Un thérapeute qui dirait : ‘tu as des crampes, tu n’en auras pas la prochaine fois si tu fais ça’, c’est un mytho.
Florian Patalagoity
Le manque de préparation physique est un facteur explicatif qui résiste peu à l’analyse . « Les crampes touchent essentiellement les muscles les plus sollicités, observe Florian Patalagoity. Il existe donc une composante de fatigue musculaire qui favorise l’apparition de crampes. D’ailleurs les athlètes plus entrainés développent moins de crampes. Renforcer davantage les muscles et augmenter le volume physique pour éviter les crampes est un tentation naturelle. Mais l’explication est simpliste et n’englobe pas l’ensemble du problème. D’ailleurs le cas Alcaraz est éloquent, il n’est pas connu pour son manque de physique.»
En matière de prévention, « on peut faire à un joueur un massage d’avant-match pour s’assurer que tous les muscles soient les plus déliés possibles qu’il ne commence pas à jouer avec quelques tensions, indique Florent Patalagoity. Mais cette précaution n’aura aucun impact sur le comportement des nerfs en situation extrême. Les autres bonnes pratiques : stimuler intensément les muscles touchés avec des courants électriques en préparation physique, faire des exercices des muscles touchés, avoir une bonne caisse physique pour éviter la fatigue globale et enfin une bonne hydratation et une bonne nutrition. »
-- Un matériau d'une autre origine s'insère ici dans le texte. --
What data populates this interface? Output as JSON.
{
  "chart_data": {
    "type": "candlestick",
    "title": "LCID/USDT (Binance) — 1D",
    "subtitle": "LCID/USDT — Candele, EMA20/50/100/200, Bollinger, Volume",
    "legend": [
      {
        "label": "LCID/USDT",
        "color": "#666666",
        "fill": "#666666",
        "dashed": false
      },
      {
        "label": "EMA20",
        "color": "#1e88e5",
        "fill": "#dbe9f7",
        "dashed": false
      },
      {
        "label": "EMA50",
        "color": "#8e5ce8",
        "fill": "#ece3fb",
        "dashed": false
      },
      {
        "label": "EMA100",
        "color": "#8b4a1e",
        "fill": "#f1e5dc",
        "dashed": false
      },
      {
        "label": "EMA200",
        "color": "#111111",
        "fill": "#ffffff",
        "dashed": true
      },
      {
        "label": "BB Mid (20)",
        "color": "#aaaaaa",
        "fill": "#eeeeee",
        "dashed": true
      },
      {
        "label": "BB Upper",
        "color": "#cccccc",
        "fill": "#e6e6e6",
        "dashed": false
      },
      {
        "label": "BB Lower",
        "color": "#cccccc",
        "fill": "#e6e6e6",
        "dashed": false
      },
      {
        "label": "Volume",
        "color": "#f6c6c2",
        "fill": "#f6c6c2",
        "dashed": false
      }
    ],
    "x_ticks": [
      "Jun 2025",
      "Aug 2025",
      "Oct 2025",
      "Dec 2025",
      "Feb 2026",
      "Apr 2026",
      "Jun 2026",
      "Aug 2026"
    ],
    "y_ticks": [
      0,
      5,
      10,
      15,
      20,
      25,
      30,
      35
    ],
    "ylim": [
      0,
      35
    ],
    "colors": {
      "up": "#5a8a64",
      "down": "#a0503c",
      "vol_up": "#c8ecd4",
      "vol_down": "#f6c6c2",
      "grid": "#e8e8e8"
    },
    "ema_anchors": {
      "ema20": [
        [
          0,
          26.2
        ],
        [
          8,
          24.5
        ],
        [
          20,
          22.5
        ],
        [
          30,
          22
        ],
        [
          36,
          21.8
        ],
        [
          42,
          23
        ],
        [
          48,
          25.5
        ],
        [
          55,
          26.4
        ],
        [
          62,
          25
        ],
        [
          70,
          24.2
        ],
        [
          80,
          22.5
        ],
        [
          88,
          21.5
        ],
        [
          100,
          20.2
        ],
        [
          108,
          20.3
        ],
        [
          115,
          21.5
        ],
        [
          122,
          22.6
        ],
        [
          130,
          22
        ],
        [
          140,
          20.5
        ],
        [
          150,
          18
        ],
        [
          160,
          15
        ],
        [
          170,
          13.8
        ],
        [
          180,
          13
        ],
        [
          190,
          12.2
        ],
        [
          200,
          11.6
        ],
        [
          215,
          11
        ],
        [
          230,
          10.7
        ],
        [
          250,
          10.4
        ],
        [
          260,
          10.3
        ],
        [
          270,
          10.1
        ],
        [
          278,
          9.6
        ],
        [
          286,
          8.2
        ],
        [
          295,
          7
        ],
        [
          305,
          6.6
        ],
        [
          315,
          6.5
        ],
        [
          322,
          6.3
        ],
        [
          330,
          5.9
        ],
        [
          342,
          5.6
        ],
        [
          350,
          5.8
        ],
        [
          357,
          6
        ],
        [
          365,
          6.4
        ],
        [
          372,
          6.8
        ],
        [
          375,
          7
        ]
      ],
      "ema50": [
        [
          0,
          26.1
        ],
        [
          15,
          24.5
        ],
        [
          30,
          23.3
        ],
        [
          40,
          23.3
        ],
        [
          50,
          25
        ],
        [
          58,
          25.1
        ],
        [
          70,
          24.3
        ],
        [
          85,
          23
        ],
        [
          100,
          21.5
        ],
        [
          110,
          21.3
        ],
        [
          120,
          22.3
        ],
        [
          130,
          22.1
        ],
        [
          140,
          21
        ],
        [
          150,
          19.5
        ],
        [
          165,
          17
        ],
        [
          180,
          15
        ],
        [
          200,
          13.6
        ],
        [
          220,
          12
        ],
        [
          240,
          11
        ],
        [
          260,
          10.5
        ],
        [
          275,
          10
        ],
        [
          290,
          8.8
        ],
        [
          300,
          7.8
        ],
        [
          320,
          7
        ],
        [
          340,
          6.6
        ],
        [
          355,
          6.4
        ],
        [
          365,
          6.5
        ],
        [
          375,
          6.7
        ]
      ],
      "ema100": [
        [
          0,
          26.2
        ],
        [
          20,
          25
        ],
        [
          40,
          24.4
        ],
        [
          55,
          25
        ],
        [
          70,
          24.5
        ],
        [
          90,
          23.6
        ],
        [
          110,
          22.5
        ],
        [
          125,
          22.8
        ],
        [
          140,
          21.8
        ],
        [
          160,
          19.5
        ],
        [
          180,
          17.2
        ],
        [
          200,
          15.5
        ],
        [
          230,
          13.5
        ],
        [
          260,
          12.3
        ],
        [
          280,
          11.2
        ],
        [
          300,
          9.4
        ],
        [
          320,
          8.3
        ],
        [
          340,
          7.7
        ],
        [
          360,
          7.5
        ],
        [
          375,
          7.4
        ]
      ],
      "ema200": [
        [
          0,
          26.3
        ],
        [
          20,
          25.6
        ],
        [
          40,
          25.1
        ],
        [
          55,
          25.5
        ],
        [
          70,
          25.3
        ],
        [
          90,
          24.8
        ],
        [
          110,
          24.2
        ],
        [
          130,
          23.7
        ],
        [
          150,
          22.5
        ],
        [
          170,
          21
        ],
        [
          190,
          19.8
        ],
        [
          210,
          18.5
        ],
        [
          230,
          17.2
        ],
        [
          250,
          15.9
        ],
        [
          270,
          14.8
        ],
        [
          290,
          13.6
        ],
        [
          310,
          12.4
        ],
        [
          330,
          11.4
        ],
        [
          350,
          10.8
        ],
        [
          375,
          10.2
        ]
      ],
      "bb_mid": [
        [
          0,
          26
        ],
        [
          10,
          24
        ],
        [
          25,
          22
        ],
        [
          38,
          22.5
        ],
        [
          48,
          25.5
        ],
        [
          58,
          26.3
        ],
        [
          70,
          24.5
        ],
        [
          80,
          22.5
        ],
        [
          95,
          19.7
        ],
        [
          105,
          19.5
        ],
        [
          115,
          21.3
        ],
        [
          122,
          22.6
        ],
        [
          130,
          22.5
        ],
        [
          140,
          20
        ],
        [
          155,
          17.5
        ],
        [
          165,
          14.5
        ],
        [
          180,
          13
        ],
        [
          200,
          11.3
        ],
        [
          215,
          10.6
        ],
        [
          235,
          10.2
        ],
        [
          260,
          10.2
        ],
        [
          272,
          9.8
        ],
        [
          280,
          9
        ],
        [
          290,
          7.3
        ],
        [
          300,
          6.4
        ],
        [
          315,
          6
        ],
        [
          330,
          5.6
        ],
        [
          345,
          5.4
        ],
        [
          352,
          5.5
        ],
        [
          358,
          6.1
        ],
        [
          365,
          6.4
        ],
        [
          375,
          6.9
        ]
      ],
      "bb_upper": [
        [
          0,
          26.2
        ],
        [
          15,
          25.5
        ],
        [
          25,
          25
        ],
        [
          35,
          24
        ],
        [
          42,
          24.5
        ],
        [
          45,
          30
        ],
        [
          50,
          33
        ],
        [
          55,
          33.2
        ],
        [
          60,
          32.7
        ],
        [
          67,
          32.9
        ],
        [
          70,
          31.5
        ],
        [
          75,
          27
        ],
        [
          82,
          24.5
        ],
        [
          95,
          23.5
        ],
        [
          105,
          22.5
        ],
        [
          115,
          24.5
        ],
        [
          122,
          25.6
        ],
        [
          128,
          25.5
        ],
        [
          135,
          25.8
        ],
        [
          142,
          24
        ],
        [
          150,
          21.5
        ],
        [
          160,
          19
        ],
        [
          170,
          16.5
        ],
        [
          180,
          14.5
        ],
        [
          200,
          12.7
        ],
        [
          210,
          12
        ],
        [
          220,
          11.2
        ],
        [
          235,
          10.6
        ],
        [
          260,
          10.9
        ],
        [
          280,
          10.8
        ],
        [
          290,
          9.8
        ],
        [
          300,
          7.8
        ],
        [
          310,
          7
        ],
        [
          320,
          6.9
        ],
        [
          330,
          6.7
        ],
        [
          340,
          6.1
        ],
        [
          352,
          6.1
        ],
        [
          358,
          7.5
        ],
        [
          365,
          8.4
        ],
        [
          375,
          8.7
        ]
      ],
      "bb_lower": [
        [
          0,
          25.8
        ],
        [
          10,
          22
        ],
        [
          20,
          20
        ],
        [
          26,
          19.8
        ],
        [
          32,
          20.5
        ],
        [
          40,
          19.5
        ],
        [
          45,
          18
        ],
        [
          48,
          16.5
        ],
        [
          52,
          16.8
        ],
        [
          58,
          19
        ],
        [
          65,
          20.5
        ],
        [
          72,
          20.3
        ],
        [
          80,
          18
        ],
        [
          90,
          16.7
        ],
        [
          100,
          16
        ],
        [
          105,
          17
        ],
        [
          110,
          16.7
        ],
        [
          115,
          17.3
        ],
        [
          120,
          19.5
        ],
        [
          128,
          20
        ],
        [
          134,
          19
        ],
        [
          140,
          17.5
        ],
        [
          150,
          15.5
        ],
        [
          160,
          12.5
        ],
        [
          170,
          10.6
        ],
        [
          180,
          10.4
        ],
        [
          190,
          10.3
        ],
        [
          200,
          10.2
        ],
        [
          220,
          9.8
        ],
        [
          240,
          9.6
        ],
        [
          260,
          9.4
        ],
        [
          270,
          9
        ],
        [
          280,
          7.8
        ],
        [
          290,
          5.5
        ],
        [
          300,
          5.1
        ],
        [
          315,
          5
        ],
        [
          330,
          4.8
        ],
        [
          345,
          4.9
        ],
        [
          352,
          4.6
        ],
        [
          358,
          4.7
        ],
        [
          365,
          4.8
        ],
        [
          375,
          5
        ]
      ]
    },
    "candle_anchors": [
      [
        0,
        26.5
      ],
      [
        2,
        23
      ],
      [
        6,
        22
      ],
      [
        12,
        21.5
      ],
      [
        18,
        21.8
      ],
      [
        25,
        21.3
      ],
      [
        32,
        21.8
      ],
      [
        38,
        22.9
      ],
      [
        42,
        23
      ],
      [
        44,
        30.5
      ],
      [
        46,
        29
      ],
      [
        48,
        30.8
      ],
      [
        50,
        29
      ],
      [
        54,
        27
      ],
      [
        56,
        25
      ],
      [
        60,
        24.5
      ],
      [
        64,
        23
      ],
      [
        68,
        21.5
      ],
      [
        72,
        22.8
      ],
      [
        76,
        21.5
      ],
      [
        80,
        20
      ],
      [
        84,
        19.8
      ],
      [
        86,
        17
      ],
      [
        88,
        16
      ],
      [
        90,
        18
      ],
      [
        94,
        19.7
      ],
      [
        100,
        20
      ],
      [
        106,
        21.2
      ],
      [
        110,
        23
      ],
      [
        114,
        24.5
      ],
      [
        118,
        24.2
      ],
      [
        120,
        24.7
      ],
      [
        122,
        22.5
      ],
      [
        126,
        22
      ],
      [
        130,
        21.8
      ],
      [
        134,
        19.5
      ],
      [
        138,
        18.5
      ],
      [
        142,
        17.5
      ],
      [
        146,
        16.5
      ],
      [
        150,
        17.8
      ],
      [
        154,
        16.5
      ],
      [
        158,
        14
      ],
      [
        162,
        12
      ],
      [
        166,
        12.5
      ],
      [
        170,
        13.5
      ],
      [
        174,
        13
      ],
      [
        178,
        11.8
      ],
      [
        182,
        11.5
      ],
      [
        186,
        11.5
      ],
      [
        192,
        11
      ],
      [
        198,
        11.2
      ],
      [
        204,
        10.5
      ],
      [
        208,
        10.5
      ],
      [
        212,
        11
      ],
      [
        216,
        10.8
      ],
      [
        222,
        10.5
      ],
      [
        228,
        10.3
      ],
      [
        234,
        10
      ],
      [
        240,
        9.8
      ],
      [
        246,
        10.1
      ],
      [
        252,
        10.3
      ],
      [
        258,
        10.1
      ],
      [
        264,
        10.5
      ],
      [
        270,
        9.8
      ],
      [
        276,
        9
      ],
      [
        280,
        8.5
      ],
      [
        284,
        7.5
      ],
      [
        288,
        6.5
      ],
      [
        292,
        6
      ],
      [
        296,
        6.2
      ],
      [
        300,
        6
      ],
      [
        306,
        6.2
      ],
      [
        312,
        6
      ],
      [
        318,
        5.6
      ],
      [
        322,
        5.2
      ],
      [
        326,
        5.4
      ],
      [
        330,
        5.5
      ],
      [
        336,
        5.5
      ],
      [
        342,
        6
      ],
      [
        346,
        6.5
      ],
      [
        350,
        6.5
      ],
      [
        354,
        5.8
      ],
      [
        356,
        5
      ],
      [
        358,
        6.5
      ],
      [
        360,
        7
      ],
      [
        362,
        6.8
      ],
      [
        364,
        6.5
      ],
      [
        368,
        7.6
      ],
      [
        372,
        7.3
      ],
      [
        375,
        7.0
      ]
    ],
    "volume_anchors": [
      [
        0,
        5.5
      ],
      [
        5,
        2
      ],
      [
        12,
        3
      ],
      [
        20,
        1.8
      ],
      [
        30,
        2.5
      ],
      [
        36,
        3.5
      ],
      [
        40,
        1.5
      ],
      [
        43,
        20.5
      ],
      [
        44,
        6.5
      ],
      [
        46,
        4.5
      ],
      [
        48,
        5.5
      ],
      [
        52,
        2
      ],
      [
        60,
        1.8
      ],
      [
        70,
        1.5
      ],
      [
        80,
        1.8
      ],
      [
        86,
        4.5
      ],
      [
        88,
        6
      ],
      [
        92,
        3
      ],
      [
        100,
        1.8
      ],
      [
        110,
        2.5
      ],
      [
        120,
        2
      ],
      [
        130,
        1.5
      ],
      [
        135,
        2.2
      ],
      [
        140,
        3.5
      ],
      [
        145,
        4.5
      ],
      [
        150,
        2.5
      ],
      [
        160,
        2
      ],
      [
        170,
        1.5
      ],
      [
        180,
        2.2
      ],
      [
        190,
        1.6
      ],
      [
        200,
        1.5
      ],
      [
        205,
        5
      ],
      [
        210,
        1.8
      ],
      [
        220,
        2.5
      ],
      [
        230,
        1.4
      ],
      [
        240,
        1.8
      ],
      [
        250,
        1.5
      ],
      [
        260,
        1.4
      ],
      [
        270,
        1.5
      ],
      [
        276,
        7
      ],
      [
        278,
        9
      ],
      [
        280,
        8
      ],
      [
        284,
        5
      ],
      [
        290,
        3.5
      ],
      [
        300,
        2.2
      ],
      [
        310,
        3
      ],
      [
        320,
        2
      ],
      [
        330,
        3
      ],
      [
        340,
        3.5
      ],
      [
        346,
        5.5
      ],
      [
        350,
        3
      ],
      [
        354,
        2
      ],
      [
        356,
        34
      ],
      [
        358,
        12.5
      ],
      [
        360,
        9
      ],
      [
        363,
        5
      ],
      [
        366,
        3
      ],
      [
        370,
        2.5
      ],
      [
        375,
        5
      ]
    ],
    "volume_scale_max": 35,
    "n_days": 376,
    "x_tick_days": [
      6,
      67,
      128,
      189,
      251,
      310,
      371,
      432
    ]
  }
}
Le meilleur outil dont Alcaraz peut et va chercher à se doter, c’est l’expérience . « Si tu prends deux joueurs qui font le même effort, qui sont préparés de la même façon, mais que l’un a l’habitude de ce type d’effort et l’autre pas, alors celui qui n’a pas l’habitude a dix fois plus de chances de ‘cramper’ », illustre Florian Patalagoity. « L’intensité était énorme et on l’a tous les deux sentis dans nos jambes », a indiquéNovak Djokovic après la demi-finale. Oui mais pour le Serbe, c’était la 45e demi-finale en Grand Chelem et la douzième à Roland-Garros. Alcaraz a seulement joue 35 rencontres au meilleur des cinq sets. En 9 tournois du Grand Chelem.